Norma ist ein Partnerprojekt von UN Women. Die SPDBundestagsfraktion gratuliert den Preisträgerinnen und dankt für ihr Engagement und ihre Kraft, die sie für Frauen einsetzen.
Auch elf Jahre nach Verabschiedung der UN-Resolution 1325 leiden besonders Mädchen und Frauen noch immer unter den Folgen von Konflikten. Besonders erschreckend ist, dass sexuelle Gewalt gegen Frauen immer häufiger als Waffe eingesetzt wird. Das war in großem Ausmaß in den Konflikten auf dem Balken und zuletzt bei den entsetzlichen Massenvergewaltigungen im Ostkongo der Fall. Die Diskriminierung von Mädchen und Frauen muss endlich ein Ende haben.

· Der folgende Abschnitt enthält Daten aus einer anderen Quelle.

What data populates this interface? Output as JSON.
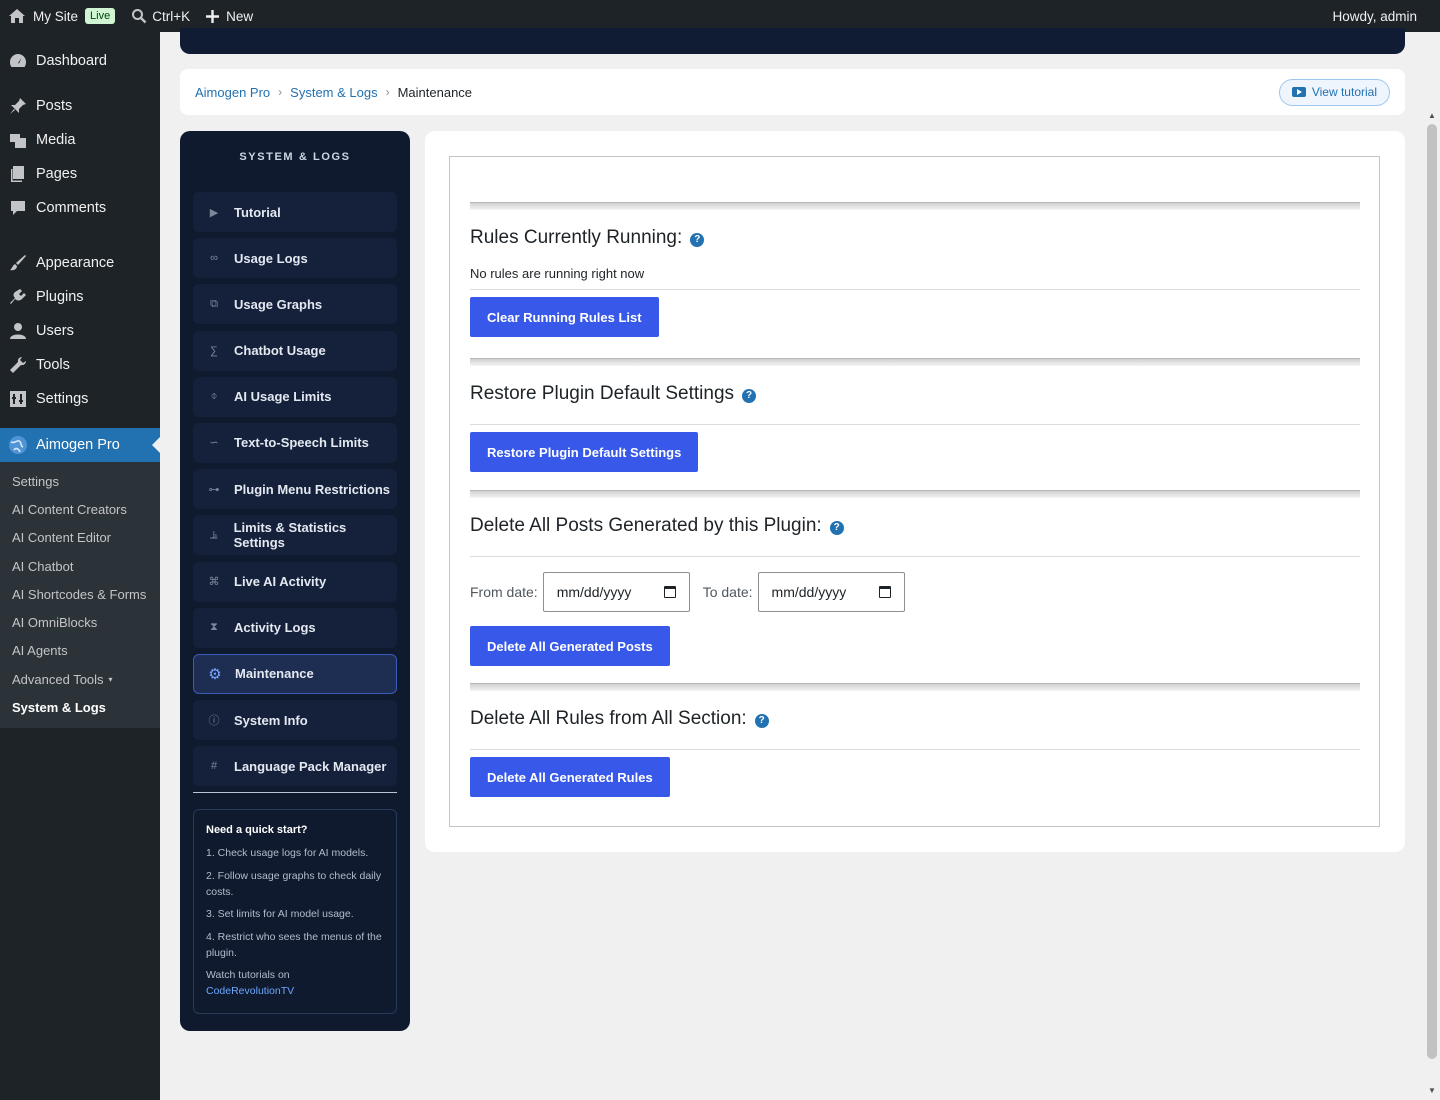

Erst wenn sie als gleichberechtigt wahrgenommen werden, werden sie seltener Opfer von allen Formen von Gewalt und können besser zu Friedensprozessen beitragen.
Die SPD-Bundestagsfraktion fordert deshalb: Gewalt gegen Frauen muss endlich weltweit geächtet und beendet werden. Es ist höchste Zeit, dass Deutschland verstärkt dazu beiträgt, Frauen und Mädchen und deren Gesundheit in Konflikten besser zu schützen. Der finanzielle Beitrag Deutschlands an UN Women ist mit 818.000 Euro beschämend gering. Die SPD-Bundestagsfraktion fordert die Bundesregierung auf, bereits für den Haushalt 2012 sieben Millionen Euro bereit zu stellen, um die wichtige Arbeit von UN Women zu unterstützen und verlässlich zu finanzieren. Zudem muss ressortübergreifend ein Nationaler Aktionsplan zur Umsetzung der UN-Resolution 1325 erstellt werden.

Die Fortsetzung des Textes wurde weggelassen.